An emergency conference call among Florida House Democrats devolved into accusations about mishandling on consultants with Florida House Victory.
The content of the call was relayed to Florida Politics by several members of the caucus who requested anonymity in order to continue participating in internal discussions
The discussion took place following the controversial parting of ways with consultants Reggie Cardozo and Janee Murphy.
The consultants had worked on a contract and expected to stay on through the 2020 elections. But new leaders have stated they want in-house services.
Several revelations about the decision came to light. Among them:
- Incoming House Democratic leaders Evan Jenne and Bobby DuBose, who co-lead the caucus after 2020, and Ben Diamond, set to lead after 2022, made the decision to cut ties with the consultants without consulting current Leader Kionne McGhee.

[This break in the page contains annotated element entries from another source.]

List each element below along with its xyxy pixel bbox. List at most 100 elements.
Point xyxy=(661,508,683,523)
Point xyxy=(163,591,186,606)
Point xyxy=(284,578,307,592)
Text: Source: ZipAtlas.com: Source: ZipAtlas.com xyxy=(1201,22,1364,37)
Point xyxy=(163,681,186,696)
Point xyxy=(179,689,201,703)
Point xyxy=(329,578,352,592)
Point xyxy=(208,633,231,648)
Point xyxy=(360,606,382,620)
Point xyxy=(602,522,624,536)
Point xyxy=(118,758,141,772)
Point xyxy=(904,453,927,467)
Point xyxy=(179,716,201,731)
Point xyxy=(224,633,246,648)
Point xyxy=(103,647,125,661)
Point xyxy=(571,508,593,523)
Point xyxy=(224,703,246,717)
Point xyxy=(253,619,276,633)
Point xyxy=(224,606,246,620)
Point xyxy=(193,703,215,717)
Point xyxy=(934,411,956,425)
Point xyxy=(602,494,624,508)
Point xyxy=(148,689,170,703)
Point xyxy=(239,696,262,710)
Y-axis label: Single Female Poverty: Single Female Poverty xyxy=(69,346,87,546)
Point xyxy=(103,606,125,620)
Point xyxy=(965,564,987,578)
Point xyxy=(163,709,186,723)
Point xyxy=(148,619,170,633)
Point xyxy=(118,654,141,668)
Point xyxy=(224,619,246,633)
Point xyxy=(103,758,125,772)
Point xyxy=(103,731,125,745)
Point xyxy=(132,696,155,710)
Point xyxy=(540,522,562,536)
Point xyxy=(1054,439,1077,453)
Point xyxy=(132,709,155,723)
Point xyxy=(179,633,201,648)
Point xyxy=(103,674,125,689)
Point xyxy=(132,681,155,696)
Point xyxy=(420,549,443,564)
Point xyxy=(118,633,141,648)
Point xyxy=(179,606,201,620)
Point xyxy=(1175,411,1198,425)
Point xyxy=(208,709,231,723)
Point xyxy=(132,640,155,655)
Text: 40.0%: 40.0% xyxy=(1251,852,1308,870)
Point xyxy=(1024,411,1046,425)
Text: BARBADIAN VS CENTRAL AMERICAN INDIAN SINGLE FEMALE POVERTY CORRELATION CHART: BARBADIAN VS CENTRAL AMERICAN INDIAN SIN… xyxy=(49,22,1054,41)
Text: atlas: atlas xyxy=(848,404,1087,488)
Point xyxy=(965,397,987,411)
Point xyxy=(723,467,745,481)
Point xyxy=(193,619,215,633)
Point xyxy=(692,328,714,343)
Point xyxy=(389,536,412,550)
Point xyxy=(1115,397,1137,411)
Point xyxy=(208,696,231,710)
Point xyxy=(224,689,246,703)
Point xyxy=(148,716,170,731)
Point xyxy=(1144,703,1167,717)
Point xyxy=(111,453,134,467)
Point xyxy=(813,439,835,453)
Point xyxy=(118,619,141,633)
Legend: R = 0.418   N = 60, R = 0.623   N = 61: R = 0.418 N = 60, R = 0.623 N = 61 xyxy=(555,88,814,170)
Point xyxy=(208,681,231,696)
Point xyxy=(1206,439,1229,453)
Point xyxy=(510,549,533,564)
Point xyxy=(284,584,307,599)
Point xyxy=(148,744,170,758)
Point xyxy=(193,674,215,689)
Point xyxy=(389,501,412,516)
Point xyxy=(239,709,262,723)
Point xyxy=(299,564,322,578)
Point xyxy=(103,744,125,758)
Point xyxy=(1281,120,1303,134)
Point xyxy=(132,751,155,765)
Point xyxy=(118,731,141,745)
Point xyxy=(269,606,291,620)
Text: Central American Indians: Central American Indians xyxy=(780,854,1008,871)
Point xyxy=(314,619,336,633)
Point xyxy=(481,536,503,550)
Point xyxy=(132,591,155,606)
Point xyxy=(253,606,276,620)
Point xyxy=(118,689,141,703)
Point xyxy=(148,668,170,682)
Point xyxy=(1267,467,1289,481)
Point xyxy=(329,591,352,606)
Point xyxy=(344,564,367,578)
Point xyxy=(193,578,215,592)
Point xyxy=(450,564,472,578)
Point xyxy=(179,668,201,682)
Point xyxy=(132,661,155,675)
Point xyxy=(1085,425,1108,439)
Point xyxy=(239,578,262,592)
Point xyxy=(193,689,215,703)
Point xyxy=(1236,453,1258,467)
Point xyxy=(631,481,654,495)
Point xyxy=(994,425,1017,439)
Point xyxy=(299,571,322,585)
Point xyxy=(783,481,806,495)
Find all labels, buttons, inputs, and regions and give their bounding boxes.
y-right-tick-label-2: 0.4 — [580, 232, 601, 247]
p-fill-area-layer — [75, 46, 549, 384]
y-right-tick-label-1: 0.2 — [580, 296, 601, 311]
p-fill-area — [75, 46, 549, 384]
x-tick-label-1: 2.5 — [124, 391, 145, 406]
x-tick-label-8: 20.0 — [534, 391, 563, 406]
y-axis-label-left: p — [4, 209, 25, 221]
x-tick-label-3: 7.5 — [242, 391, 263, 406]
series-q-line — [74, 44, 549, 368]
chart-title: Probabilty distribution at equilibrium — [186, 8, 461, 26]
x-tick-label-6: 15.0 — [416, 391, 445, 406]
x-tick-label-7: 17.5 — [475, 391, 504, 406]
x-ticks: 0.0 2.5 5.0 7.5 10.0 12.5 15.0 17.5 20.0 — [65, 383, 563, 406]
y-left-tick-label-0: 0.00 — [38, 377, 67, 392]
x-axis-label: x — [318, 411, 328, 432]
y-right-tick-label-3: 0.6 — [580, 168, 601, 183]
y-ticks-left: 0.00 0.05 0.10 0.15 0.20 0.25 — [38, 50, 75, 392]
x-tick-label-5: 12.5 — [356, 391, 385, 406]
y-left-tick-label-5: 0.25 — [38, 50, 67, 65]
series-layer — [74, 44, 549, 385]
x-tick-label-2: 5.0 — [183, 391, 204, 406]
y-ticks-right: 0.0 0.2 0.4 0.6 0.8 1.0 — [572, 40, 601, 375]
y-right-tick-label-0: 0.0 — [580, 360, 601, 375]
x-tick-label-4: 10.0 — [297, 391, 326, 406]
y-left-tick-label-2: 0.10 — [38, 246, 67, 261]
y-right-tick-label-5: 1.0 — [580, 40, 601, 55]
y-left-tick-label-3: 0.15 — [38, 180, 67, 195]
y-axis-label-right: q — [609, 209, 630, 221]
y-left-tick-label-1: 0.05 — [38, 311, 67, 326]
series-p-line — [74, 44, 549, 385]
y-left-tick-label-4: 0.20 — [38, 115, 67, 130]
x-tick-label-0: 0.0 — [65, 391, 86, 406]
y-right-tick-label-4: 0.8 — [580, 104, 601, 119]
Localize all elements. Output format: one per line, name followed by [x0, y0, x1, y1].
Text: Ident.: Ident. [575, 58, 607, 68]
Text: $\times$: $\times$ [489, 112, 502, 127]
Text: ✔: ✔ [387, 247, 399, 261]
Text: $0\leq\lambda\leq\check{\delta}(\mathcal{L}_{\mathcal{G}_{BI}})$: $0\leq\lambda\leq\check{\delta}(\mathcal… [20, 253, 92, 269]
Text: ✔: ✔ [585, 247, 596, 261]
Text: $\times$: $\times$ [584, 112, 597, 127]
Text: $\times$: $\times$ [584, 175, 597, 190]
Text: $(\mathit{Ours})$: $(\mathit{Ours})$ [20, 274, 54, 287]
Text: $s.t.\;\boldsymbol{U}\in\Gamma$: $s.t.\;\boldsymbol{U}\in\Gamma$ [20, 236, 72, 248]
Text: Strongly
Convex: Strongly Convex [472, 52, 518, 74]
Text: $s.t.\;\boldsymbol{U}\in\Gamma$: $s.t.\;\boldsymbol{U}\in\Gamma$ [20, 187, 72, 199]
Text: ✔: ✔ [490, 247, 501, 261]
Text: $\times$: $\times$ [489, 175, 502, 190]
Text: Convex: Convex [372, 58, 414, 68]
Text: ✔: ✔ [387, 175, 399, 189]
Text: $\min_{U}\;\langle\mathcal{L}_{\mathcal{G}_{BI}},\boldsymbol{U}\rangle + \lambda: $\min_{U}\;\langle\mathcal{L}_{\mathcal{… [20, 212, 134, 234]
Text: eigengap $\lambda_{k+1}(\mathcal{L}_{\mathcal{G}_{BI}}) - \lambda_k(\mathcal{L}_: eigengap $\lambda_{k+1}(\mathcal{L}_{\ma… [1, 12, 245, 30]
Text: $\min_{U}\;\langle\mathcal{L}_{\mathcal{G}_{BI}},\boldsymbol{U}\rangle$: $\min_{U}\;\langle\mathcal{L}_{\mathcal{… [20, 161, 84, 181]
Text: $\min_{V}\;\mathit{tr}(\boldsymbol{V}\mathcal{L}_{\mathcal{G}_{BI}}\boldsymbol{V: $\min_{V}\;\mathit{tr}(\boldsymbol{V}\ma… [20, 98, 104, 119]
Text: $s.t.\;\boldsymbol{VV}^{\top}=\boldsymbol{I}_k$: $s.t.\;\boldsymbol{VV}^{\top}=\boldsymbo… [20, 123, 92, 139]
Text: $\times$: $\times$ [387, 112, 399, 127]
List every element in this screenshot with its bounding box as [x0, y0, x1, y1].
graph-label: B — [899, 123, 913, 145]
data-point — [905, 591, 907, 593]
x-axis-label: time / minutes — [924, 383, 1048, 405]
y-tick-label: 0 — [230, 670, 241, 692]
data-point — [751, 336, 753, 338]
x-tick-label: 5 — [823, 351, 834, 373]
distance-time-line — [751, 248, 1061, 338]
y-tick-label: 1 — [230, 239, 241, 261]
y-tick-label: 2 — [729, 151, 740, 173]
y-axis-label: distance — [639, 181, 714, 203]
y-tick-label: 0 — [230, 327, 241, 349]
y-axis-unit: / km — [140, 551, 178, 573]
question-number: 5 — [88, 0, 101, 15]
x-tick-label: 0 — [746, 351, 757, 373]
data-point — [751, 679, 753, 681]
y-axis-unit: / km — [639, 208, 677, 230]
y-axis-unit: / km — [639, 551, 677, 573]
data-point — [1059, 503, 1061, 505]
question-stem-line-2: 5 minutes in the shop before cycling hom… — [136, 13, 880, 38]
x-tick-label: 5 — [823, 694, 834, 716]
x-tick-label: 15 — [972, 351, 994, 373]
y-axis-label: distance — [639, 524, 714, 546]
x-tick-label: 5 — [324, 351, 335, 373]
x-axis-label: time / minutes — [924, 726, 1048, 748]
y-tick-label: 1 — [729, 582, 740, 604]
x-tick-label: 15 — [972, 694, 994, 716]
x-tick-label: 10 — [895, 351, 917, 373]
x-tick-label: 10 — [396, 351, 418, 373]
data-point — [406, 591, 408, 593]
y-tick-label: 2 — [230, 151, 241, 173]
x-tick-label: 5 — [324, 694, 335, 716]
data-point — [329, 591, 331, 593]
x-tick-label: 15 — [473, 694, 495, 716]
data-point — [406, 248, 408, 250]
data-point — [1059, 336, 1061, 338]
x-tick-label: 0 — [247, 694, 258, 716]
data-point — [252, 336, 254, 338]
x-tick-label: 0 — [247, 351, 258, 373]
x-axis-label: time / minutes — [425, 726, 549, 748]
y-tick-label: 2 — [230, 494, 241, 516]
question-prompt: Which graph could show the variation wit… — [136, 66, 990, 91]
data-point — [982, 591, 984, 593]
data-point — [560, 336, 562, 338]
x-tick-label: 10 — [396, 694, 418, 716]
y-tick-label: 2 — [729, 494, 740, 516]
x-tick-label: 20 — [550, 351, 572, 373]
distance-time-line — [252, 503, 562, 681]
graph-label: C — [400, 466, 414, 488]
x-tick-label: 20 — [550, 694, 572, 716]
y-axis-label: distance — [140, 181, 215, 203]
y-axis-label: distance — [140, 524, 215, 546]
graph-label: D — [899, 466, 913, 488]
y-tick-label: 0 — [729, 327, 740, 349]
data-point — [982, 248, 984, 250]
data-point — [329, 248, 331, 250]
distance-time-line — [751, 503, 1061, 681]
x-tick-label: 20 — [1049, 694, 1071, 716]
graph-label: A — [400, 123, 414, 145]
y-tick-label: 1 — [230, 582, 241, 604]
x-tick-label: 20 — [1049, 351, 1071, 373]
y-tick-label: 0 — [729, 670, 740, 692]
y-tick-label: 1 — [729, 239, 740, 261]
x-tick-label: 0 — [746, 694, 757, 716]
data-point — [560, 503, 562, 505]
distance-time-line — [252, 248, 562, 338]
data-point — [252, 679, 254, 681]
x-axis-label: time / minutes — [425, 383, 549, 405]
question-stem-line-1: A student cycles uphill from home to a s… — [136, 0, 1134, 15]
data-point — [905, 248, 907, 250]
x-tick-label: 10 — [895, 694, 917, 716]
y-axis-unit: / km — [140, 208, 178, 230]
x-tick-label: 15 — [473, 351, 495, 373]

- Jenne asserted the contract with one of the consultants was not legal because it was never signed by Florida Democratic Party chair Terrie Rizzo. McGhee, though, believes the contract would be enforceable as all parties believed it to be binding at the time. “It’s contract law, not election law,” McGhee said.
- Some Democratic members learned of the termination on consultants first through reports in the press. This incited some members to demand better communication, and for members to be told in advance of such personnel decisions.
- No new finance director has been put in place to handle fundraising in the immediate future, though DuBose said talks have already begun as far as a new hire.
But until a new hire gets in place, leaders said Dubose, Jenna and Diamond would handle fundraising responsibilities.
Some members were reluctant to discuss further information, like ongoing talks about payouts for consultants or revealing the amount of fundraising taking place at House Victory over the past two months.
But some members, particularly freshman blindsided by the personnel shift, took umbrage at the lack of communication.
“We have not had any conversation,” said state Rep. Anika Tene Omphroy.
“This was done in the dark,” said state Rep. Dianne Hart.
Many of the upset members suggested the conference call served as a good venue to bring everybody up to speed.
But all sides of the argument agreed the discontent expressed in press accounts hurt the party.
“This needs to be positive and private,” McGhee said.
Leaks, he suggested, will hurt the entire Democratic caucus, and the party must publicly support leadership even amid disagreement.